The End of the Argo Era
The Argo tunnel operates till 1943. While connecting the Argo tunnel to the Kansas Shaft a small mining team encounters a catastrophic build up of water. The mine had stopped pumping water in anticipation of their connection to the Argo. The result when the crew struggles to complete the connection is a massive flood, killing 4 miners and closing the tunnel. With the loss of the tunnel, the mill also shuts down operations. Despite occasional attempts to reopen the tunnel, this easily could have been the end of the Argo.

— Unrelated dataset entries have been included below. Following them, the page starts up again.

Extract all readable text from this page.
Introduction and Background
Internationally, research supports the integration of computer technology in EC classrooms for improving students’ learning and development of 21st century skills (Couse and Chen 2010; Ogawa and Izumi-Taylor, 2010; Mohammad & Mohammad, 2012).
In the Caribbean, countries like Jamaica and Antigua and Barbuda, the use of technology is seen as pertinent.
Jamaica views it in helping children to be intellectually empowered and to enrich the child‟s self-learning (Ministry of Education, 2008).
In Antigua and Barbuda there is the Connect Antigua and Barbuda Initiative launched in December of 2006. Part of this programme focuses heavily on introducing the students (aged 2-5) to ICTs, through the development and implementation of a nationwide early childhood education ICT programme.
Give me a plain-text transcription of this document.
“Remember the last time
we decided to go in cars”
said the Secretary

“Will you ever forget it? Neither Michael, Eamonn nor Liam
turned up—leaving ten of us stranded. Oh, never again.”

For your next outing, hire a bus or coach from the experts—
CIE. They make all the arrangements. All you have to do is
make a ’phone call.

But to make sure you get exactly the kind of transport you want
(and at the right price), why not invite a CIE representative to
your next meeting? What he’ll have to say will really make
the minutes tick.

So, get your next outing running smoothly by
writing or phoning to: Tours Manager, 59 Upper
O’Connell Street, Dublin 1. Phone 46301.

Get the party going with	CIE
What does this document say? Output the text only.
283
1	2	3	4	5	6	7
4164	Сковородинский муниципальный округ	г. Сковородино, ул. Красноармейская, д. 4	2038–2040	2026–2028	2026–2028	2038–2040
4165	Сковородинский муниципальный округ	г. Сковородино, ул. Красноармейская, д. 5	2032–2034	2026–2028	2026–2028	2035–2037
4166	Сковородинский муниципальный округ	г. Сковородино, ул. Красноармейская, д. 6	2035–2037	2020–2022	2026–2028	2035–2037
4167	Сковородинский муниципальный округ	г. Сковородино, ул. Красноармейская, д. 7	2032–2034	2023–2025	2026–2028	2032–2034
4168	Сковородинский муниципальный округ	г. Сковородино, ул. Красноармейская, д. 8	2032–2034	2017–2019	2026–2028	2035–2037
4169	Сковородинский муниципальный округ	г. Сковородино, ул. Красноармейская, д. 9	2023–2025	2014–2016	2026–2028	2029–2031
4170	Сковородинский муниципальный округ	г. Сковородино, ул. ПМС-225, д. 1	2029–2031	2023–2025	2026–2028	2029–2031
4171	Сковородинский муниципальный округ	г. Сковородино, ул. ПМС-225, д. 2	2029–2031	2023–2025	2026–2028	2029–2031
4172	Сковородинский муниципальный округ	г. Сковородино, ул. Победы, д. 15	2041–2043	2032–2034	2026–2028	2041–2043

Tour the Argo Gold Mine & Mill
In 1976, the mill is purchased by an investor who renovates the five-story mill and opens it to the public for tours. The tour progresses in three stages: a talk on mining history in the area, a walking tour of the mine, tunnel, and mill, concluding with gold panning.
The History Presentation
The tour begins with a presentation of the history of the mining district, overview of mining techniques, and introduction to the mill, mine, and tunnel. A tour guide passes samples of quartz and gold demonstrating regional extraction.
Touring the Double Eagle Gold Mine
The Gold Eagle Mine is one of many mines that dot the hillsides of Idaho Springs. Talking through highlights the cramped conditions of early miners as well as pointing out still remaining veins of gold in situ.
Touring the Argo Tunnel (Newhouse Tunnel)
In 2017, visitors finally got to see the interior of the Argo Tunnel which has been closed since the 1943 had shut down operations.
Touring the Mill
Argo mill holds classic milling equipment such as a ball mill, mineral classifier, floatation cells, and shaker tables along with a collection of smaller mining equipment. The stamp mill now stands outside the main mill, as part of the outdoor collection.
Argo Mining Equipment Collection
Even at the conclusion of touring the mill’s structure, the exploration continues in the mill with a collection of gears, tins, lanterns, scales, bottles, and other mining artifacts collected from the mill and surrounding area.
The tour concludes with a gold panning demonstration. Visitors can try their hand at uncovering gold with a salted package of pay dirt under the guidance of Argo mill staff.